夜勤前は寝るに限るのです。寝ないとやってられないのです:3
目指す安全地帯はイストサインの騎兵支部。
早足で向かえば十数分で着くが走れない母と一緒だと時間がかかる。
「この道抜けたら大通りよ、人がいるわ」
(人通りのある方……だけど)
私は気が気でない、頑丈な自分の体なら怪我をすることも死ぬこともないだろうが母は違う。それにグラドミスがどんな行動をしてくるかも未知数だ。
「レガリア、前にいるわ」
新たな影の刺客だ。もうなりふり構っていられない。

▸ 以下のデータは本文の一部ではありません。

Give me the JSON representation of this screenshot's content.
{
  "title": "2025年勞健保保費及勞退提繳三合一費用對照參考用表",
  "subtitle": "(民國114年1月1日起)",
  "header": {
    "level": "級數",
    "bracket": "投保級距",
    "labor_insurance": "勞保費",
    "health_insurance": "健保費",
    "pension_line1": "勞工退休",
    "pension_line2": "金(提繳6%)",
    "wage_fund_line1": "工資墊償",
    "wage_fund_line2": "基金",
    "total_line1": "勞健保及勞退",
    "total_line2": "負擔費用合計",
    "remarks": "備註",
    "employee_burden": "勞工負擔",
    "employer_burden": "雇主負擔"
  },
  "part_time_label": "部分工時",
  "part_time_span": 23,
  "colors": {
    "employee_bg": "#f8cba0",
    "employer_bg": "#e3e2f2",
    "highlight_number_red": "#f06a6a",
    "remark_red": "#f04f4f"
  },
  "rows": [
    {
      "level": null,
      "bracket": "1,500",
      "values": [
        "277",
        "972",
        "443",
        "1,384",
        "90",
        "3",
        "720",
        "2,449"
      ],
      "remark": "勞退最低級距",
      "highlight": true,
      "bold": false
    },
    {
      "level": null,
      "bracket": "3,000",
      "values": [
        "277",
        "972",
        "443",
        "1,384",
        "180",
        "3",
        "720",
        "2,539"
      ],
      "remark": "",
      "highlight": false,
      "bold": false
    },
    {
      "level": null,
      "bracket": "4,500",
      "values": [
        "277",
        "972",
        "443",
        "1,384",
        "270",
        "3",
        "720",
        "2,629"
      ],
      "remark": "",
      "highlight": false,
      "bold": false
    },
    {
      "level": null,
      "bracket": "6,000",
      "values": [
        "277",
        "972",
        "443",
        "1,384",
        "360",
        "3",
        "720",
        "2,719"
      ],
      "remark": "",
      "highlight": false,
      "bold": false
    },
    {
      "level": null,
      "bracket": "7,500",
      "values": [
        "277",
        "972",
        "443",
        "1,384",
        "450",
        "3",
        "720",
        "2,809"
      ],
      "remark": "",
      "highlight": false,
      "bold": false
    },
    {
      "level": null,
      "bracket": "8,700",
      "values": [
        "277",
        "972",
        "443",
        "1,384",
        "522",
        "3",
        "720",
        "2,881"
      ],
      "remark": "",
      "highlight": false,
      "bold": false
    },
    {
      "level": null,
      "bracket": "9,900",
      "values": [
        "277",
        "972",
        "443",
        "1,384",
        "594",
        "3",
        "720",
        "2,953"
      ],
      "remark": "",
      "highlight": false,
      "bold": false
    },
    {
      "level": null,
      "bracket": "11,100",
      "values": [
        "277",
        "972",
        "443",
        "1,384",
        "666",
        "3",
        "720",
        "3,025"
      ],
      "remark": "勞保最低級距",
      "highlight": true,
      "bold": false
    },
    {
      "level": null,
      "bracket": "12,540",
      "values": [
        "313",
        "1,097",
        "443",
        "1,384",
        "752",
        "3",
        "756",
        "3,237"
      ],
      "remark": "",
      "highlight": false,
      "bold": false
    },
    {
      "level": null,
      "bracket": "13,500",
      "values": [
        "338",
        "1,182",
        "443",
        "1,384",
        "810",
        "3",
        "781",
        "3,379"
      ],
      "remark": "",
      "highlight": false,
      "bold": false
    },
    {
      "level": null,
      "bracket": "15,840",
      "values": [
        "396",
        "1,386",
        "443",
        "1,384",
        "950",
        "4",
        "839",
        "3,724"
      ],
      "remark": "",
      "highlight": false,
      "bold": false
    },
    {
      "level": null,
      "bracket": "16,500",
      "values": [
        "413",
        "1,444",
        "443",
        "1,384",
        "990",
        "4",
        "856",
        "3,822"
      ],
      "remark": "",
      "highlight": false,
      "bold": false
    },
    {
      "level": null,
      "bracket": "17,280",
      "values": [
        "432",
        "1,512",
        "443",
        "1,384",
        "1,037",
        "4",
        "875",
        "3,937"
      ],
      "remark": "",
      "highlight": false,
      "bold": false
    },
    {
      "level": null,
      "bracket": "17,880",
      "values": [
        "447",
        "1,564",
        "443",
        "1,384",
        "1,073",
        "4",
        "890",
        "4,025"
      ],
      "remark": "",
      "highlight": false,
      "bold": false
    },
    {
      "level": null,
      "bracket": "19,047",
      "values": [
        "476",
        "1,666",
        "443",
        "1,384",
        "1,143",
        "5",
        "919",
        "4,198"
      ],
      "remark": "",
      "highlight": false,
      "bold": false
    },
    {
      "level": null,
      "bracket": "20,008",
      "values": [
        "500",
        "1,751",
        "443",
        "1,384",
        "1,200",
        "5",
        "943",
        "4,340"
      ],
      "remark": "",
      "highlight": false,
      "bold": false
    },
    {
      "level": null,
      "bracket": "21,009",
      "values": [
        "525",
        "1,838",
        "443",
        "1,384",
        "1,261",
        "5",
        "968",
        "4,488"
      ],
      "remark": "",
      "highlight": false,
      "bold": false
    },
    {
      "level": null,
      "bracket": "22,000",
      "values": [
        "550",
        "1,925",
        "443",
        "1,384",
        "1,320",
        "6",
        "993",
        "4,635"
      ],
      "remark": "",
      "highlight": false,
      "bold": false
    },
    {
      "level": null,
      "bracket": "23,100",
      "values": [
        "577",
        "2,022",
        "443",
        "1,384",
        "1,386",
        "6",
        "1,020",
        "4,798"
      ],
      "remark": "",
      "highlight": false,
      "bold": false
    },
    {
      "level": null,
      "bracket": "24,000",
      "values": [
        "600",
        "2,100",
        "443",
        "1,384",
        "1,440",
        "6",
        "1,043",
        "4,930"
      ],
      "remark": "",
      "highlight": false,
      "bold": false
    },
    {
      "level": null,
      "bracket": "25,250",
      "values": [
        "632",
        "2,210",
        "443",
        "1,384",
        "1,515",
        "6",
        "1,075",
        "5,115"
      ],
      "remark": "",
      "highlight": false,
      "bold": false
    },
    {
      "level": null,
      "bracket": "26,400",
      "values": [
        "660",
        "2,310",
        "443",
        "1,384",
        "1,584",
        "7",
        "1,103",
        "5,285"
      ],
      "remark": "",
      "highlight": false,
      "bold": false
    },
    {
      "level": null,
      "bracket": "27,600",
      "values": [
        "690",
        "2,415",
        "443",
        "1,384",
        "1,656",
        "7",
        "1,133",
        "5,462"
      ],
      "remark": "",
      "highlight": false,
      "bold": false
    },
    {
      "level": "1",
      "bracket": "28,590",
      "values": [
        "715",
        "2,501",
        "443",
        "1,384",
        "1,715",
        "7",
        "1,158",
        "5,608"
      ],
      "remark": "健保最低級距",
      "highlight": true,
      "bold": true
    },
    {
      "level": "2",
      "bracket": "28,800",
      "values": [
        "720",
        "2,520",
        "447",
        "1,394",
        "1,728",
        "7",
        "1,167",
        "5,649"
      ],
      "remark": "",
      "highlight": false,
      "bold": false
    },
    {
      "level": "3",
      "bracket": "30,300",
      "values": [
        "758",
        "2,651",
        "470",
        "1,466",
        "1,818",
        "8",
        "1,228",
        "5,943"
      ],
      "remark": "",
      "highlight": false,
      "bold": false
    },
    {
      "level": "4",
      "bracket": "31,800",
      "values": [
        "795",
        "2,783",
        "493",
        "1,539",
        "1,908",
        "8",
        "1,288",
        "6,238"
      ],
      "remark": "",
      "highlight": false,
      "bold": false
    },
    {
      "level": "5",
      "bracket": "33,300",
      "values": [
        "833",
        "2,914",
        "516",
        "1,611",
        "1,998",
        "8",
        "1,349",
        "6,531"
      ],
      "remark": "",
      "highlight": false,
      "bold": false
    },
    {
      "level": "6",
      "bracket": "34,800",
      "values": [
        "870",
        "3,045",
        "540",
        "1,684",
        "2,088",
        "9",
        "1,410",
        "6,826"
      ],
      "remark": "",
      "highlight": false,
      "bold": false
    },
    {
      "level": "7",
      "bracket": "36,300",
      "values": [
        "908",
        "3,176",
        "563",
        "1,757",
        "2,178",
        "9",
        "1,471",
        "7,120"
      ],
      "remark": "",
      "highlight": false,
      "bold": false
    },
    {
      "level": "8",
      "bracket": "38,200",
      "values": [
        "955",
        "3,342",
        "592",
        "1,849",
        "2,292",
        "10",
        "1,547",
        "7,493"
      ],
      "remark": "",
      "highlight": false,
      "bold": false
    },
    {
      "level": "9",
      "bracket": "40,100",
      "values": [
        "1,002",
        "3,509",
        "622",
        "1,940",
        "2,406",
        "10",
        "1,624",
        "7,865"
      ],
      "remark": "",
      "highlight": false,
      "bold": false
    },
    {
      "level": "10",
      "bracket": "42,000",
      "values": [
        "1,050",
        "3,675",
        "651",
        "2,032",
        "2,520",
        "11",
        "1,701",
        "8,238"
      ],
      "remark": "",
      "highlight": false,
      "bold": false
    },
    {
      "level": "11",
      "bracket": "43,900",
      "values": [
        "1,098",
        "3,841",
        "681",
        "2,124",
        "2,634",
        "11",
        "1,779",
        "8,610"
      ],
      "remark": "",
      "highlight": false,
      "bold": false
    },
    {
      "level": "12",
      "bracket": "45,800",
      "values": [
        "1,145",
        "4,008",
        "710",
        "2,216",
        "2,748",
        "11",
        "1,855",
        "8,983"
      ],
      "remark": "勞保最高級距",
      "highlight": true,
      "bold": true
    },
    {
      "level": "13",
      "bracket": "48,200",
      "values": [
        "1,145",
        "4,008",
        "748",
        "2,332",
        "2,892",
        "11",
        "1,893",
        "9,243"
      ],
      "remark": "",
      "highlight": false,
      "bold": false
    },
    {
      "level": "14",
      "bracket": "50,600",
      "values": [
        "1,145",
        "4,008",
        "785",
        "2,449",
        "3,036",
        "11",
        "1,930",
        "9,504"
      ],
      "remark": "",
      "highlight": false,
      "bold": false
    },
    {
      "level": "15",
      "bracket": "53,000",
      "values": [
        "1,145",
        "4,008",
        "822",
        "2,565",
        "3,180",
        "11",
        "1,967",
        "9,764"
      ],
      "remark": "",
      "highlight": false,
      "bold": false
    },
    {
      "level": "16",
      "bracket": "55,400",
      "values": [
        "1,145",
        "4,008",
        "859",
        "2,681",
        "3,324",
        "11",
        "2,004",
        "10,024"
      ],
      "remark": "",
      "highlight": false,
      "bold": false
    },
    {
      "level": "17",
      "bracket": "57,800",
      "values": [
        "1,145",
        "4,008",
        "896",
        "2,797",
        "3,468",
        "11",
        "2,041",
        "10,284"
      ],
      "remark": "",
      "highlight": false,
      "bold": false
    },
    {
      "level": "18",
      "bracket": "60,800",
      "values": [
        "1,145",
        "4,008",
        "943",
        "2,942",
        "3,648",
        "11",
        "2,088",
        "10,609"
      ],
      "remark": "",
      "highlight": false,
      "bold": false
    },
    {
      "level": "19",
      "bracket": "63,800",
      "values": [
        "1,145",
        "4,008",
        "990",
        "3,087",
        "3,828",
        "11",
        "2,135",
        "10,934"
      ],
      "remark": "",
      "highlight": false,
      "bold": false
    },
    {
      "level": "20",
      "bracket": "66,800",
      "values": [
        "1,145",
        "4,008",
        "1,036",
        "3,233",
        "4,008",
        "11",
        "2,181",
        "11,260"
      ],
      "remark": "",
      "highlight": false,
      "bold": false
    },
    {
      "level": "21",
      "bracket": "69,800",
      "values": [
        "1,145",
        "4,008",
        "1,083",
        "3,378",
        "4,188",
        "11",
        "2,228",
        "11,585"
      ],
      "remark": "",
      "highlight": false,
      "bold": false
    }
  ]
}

原石銃を撃つ。
いとも簡単に影が弾け、欠片が地面に溢れる。
(……こんなに脆いっけ?)
昨晩相手取った影達はまだしぶとかった。
「また来たわ……キリがないのね」
更に数体、道の前後からやってくる。倒れた影が更に影を呼ぶように。
(足止めされてる)
間違いない。影達は少しずつ包囲を狭め、動きを制限してきている。
突如、背中を鋭い感覚が走った。私の腕と銃から伸びていた鉄糸が警告するように高速で浮遊し始める。
「どうしたのレガリア?その糸は……」
(何かに反応してる……危険を伝えようとしてる)
思い当たる相手は一人しかいない。
「騎士が……グラドミスが来る」
あの音、夜の闇を裂いて飛んでくる奴の翼の音が今にも聞こえてきそうだ。
「母さんは隠れて、どこか別の場所に──」
「貴女はどうするのよ?」
ダメだ、このままだと心配させるだけだ。
深呼吸し、思考を整える。
「私は今から……敵を足止めする。母さんは先に支部まで行って増援を呼んで」
通りを塞ぐ影を銃で撃つ、脆い影が弾け飛ぶ。
「レガリア、貴女は平気なの?」
心配を隠せていない声だ。
「大丈夫だって」
私は余裕そうに振る舞う。
「知ってるでしょ、私は不死身、怪我もしないよ」
言い放って、笑みを浮かべる。カティア隊長が見せるように。
危機を告げる原石の糸が空の一点を指し始める。もう時間がないようだ。
「また後でね!絶対隊長呼んでよ!」
私は母を置いて、大通りとは別の方向へ向かう。
途中影が私に向かってくる。その全て鉄糸で倒す。糸で影の体を捻じ切り、捕まえ叩きつけ、勢いをつけ切り裂く。
原石の糸も少しずつ私の意識に馴染んでくる。
(……もしかしてグラドミス来ない?)
時間が圧縮されているようだ。大した距離は進んでいないのにもう数十分逃げた気がする。ほんの数分でも何も起こらない時間があれば思考は楽天的になる。
けれどそれは一時の事だ。
(聞こえる)
昨日あの森で聴いた音。私を追いかけてくる恐怖の音。
夜空を裂いて、翼の音を立て、目の前にグラドミスが降り立った。